The first weeks in April are a great time to be in DC. They’re also the most expensive and ridiculously crowded weeks to be in DC, aside from national holidays. It’s the National Cherry Blossom Festival, and tourists come from all over the world to take their photos with some pretty pink trees. I will be heading that way this weekend, and from all my years of living in the DC/MD/VA area, here are some tips for getting around:
- Take the Metro. Driving and parking in DC is a nightmare if you’re not a native. The Metro the easiest way to get around the city, but be prepared to share the trains, escalators and sidewalks with thousands of your closest friends. A daily pass is good, but if you’ll be around for more than one day, get a SmartTrip card and fill it up. You’d be surprised how much small metro trips can add up during peak hours.
- See the Cherry Blossoms on a weekday.
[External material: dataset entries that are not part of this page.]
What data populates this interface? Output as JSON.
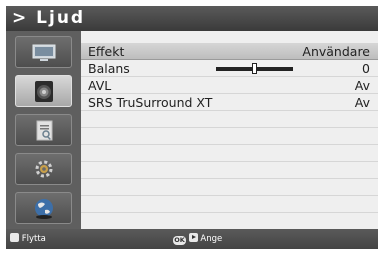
{
  "title": "> Ljud",
  "sidebar": {
    "items": [
      {
        "icon": "tv-icon",
        "active": false
      },
      {
        "icon": "speaker-icon",
        "active": true
      },
      {
        "icon": "clipboard-icon",
        "active": false
      },
      {
        "icon": "gear-icon",
        "active": false
      },
      {
        "icon": "globe-icon",
        "active": false
      }
    ]
  },
  "menu": {
    "rows": [
      {
        "label": "Effekt",
        "value": "Användare"
      },
      {
        "label": "Balans",
        "value": "0",
        "slider_level": 0.5
      },
      {
        "label": "AVL",
        "value": "Av"
      },
      {
        "label": "SRS TruSurround XT",
        "value": "Av"
      }
    ]
  },
  "footer": {
    "move_label": "Flytta",
    "ok_label": "OK",
    "enter_label": "Ange"
  }
}
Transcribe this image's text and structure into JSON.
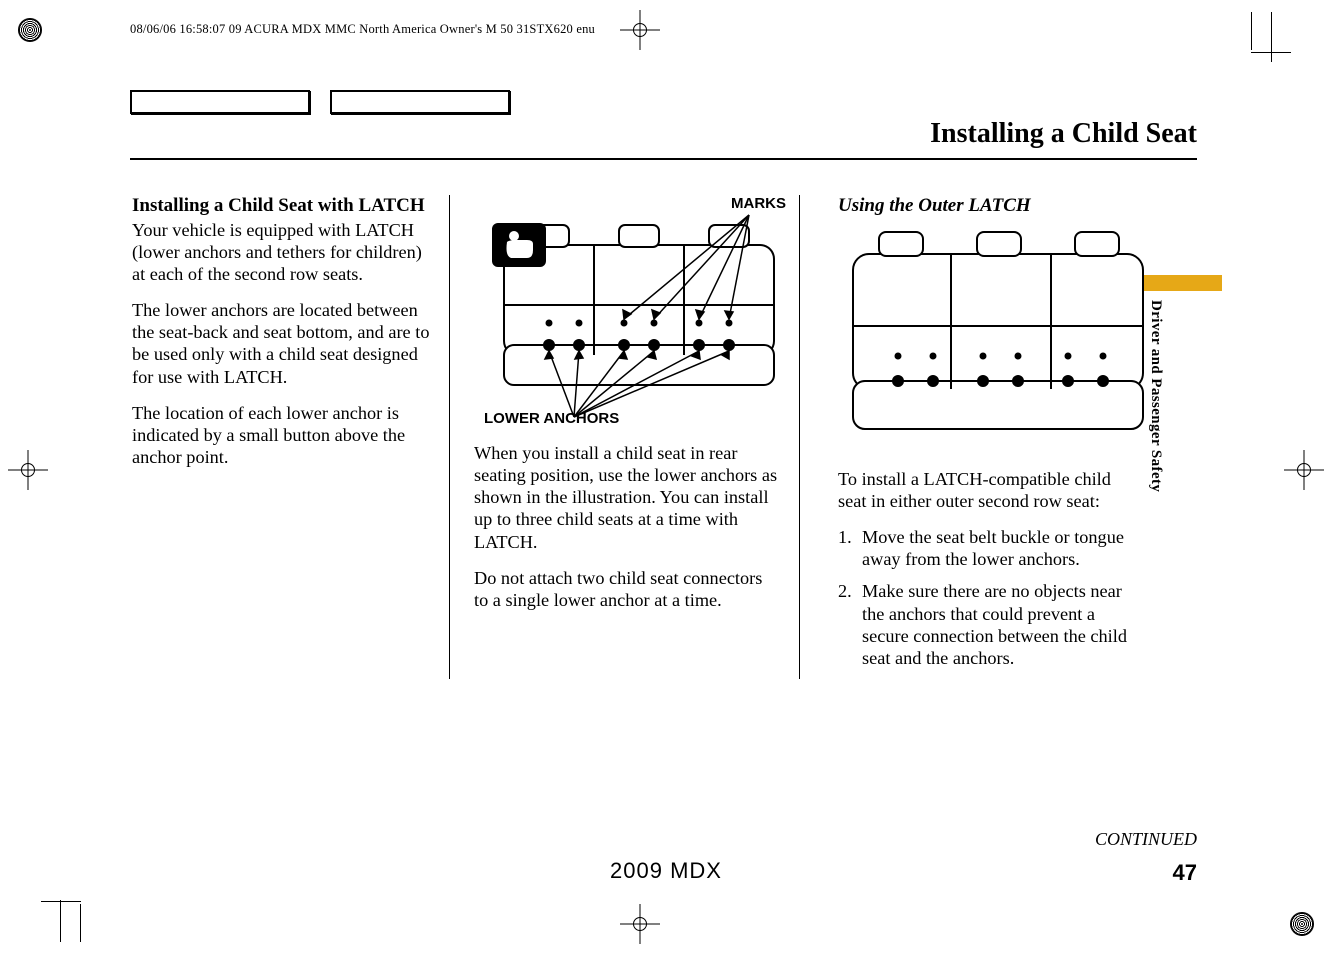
{
  "header_meta": "08/06/06 16:58:07   09 ACURA MDX MMC North America Owner's M 50 31STX620 enu",
  "page_heading": "Installing a Child Seat",
  "tab_label": "Driver and Passenger Safety",
  "col1": {
    "heading": "Installing a Child Seat with LATCH",
    "p1": "Your vehicle is equipped with LATCH (lower anchors and tethers for children) at each of the second row seats.",
    "p2": "The lower anchors are located between the seat-back and seat bottom, and are to be used only with a child seat designed for use with LATCH.",
    "p3": "The location of each lower anchor is indicated by a small button above the anchor point."
  },
  "col2": {
    "callout_marks": "MARKS",
    "callout_anchors": "LOWER ANCHORS",
    "p1": "When you install a child seat in rear seating position, use the lower anchors as shown in the illustration. You can install up to three child seats at a time with LATCH.",
    "p2": "Do not attach two child seat connectors to a single lower anchor at a time."
  },
  "col3": {
    "heading": "Using the Outer LATCH",
    "p1": "To install a LATCH-compatible child seat in either outer second row seat:",
    "steps": [
      {
        "num": "1.",
        "text": "Move the seat belt buckle or tongue away from the lower anchors."
      },
      {
        "num": "2.",
        "text": "Make sure there are no objects near the anchors that could prevent a secure connection between the child seat and the anchors."
      }
    ]
  },
  "continued": "CONTINUED",
  "footer_model": "2009  MDX",
  "page_num": "47"
}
Weekends will be packed, however strolling on a Wednesday afternoon is quite pleasant.
- Don’t feel the need to paddle boat on the Tidal Basin. Yes, this is a fun thing to do. But remember the Tidal Basin is huge and paddle boats will make your legs burn like no other. You’ll be winded by the time you make it to the Jefferson Memorial. Also know that it tends to be windy in April and the probability of paddling against the wind in choppy water is pretty high. I don’t want to be a killjoy, but do it another time.
- The Constitutional Mall is an awesome place to go, but remember that it is very long especially if you want to hit all the major sites: the Capitol, Smithsonian museums, the Washington Monument, WWII Memorial, Reflecting Pool and the Lincoln Memorial. Don’t forget that little White House a couple blocks over. Wear comfortable shoes and bring water and snacks. One thing the Mall doesn’t have are places to buy food. Also bring a light jacket. Inevitably your 12-year-old sister will not dress weather-appropriate and buying her an Official Cherry Blossom fleece is extortion.
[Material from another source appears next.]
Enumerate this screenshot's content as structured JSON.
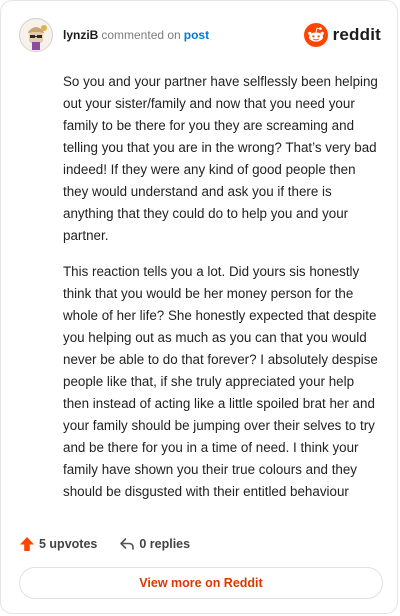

- Make a reservation. DC is overflowing with a so many great restaurants. Don’t wait forever for a table. Make reservations well in advance. By well, I mean at least a week.
- When the Festival is on, the major DC attractions will be crowded as well. All of the Smithsonian Museums will be packed, so go early if you want to check them out. Otherwise, King Street Alexandria and Georgetown are other spots to take a nice stroll.